Bush admitiu que o projeto, destinado a legalizar milhões de imigrantes clandestinos, acendeu paixões, mas afirmou que este é o melhor jeito de proteger as fronteiras dos EUA, grande preocupação dos conservadores do seu partido, contrários à nova lei.
"Alguns membros lá acreditam que precisamos avançar com uma lei abrangente, outros não acham, entendo isso", disse Bush a jornalistas após o evento. "É uma questão altamente emotiva, mas os que estamos aqui acreditamos agora que é hora de avançar em uma lei abrangente."

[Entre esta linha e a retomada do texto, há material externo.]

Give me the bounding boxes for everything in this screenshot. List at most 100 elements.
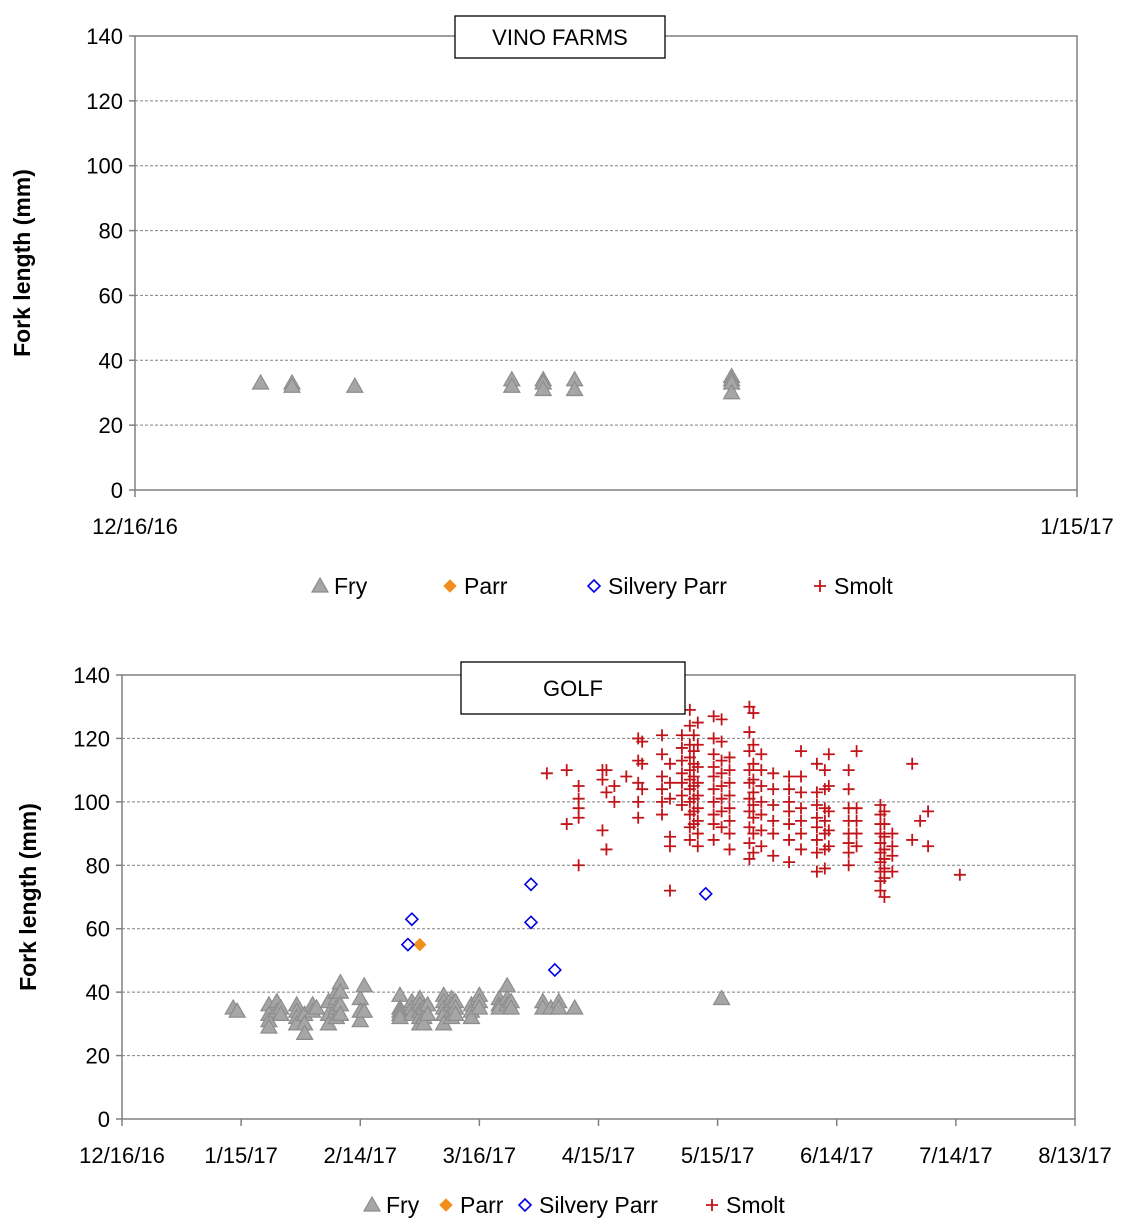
data-point — [810, 833, 823, 846]
data-point — [723, 802, 736, 815]
legend-marker — [586, 578, 602, 594]
data-point — [747, 738, 760, 751]
y-tick-label: 60 — [86, 917, 110, 942]
data-point — [691, 789, 704, 802]
data-point — [818, 764, 831, 777]
data-point — [712, 989, 731, 1006]
data-point — [723, 751, 736, 764]
data-point — [795, 843, 808, 856]
golf-chart: 0 20 40 60 80 100 120 140 12/16/16 1/15/17 2/14/17… — [0, 640, 1130, 1226]
legend-label: Silvery Parr — [608, 573, 727, 599]
data-point — [914, 814, 927, 827]
data-point — [683, 833, 696, 846]
data-point — [886, 827, 899, 840]
data-point — [523, 877, 539, 892]
data-point — [572, 859, 585, 872]
series-smolt — [540, 700, 966, 903]
data-point — [767, 767, 780, 780]
data-point — [810, 786, 823, 799]
gridlines — [135, 100, 1077, 426]
data-point — [795, 802, 808, 815]
data-point — [783, 856, 796, 869]
legend-marker — [517, 1197, 533, 1213]
data-point — [683, 751, 696, 764]
data-point — [743, 700, 756, 713]
data-point — [822, 805, 835, 818]
data-point — [259, 1017, 278, 1034]
legend: Fry Parr Silvery Parr Smolt — [362, 1192, 785, 1218]
y-tick-label: 80 — [86, 853, 110, 878]
data-point — [850, 814, 863, 827]
x-tick-label: 12/16/16 — [79, 1143, 165, 1168]
data-point — [596, 824, 609, 837]
data-point — [698, 886, 713, 901]
data-point — [707, 818, 720, 831]
legend-label: Parr — [464, 573, 508, 599]
data-point — [783, 833, 796, 846]
data-point — [906, 757, 919, 770]
x-tick-label: 5/15/17 — [681, 1143, 754, 1168]
data-point — [747, 786, 760, 799]
legend-marker — [443, 579, 457, 593]
data-point — [691, 840, 704, 853]
legend-label: Smolt — [726, 1192, 785, 1218]
x-tick-label: 6/14/17 — [800, 1143, 873, 1168]
data-point — [540, 767, 553, 780]
y-axis: 0 20 40 60 80 100 120 140 — [86, 24, 135, 503]
data-point — [747, 827, 760, 840]
x-tick-label: 7/14/17 — [919, 1143, 992, 1168]
data-point — [413, 937, 427, 952]
data-point — [878, 818, 891, 831]
data-point — [707, 795, 720, 808]
data-point — [747, 811, 760, 824]
y-tick-label: 100 — [73, 790, 110, 815]
y-tick-label: 40 — [99, 348, 123, 373]
data-point — [842, 764, 855, 777]
data-point — [560, 818, 573, 831]
data-point — [743, 821, 756, 834]
series-parr — [413, 937, 427, 952]
data-point — [810, 846, 823, 859]
data-point — [783, 770, 796, 783]
data-point — [795, 770, 808, 783]
legend: Fry Parr Silvery Parr Smolt — [310, 573, 893, 599]
data-point — [675, 776, 688, 789]
data-point — [565, 380, 584, 397]
data-point — [755, 824, 768, 837]
data-point — [810, 799, 823, 812]
y-tick-label: 140 — [73, 663, 110, 688]
data-point — [663, 792, 676, 805]
data-point — [675, 741, 688, 754]
data-point — [886, 865, 899, 878]
legend-item-parr: Parr — [443, 573, 508, 599]
y-tick-label: 120 — [73, 726, 110, 751]
data-point — [683, 719, 696, 732]
data-point — [715, 792, 728, 805]
chart-title-box: VINO FARMS — [454, 15, 666, 59]
legend-label: Parr — [460, 1192, 504, 1218]
data-point — [850, 827, 863, 840]
legend-item-smolt: Smolt — [706, 1192, 785, 1218]
data-point — [404, 912, 420, 927]
data-point — [922, 805, 935, 818]
data-point — [355, 1001, 374, 1018]
data-point — [632, 811, 645, 824]
data-point — [715, 713, 728, 726]
legend-label: Silvery Parr — [539, 1192, 658, 1218]
data-point — [783, 818, 796, 831]
data-point — [755, 748, 768, 761]
data-point — [822, 780, 835, 792]
plot-area-border — [121, 674, 1076, 1120]
data-point — [683, 703, 696, 716]
y-axis-title: Fork length (mm) — [15, 803, 41, 991]
series-fry — [251, 367, 741, 400]
y-tick-label: 0 — [98, 1107, 110, 1132]
data-point — [636, 757, 649, 770]
data-point — [723, 789, 736, 802]
data-point — [743, 805, 756, 818]
legend-label: Fry — [334, 573, 368, 599]
data-point — [723, 843, 736, 856]
y-tick-label: 80 — [99, 219, 123, 244]
data-point — [414, 1014, 433, 1031]
data-point — [878, 830, 891, 843]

Senadores disseram que Bush não forçou ninguém, mas não conseguiu novos adeptos durante o almoço, em que foram tratados outros assuntos também. Bush passou a maior parte do tempo falando do delicado acordo alcançado pela Casa Branca e por um grupo bipartidário do Senado a respeito do assunto. Ele também enfrentou perguntas.
"Não acho que ele tenha mudado a idéia de ninguém, mas acho que ajudou os que poderiam estar no muro, que poderiam ainda estar tentando decidir, e acho que isso foi muito útil", disse o senador republicano Mel Martinez, um dos que ajudaram a negociar o frágil acordo que caiu na semana passada no Senado.
O texto ainda pode ser retomado com emendas, e o líder democrata no Senado, Harry Reid, disse que vai apresentar novamente o projeto caso Bush consiga mais apoio dos republicanos.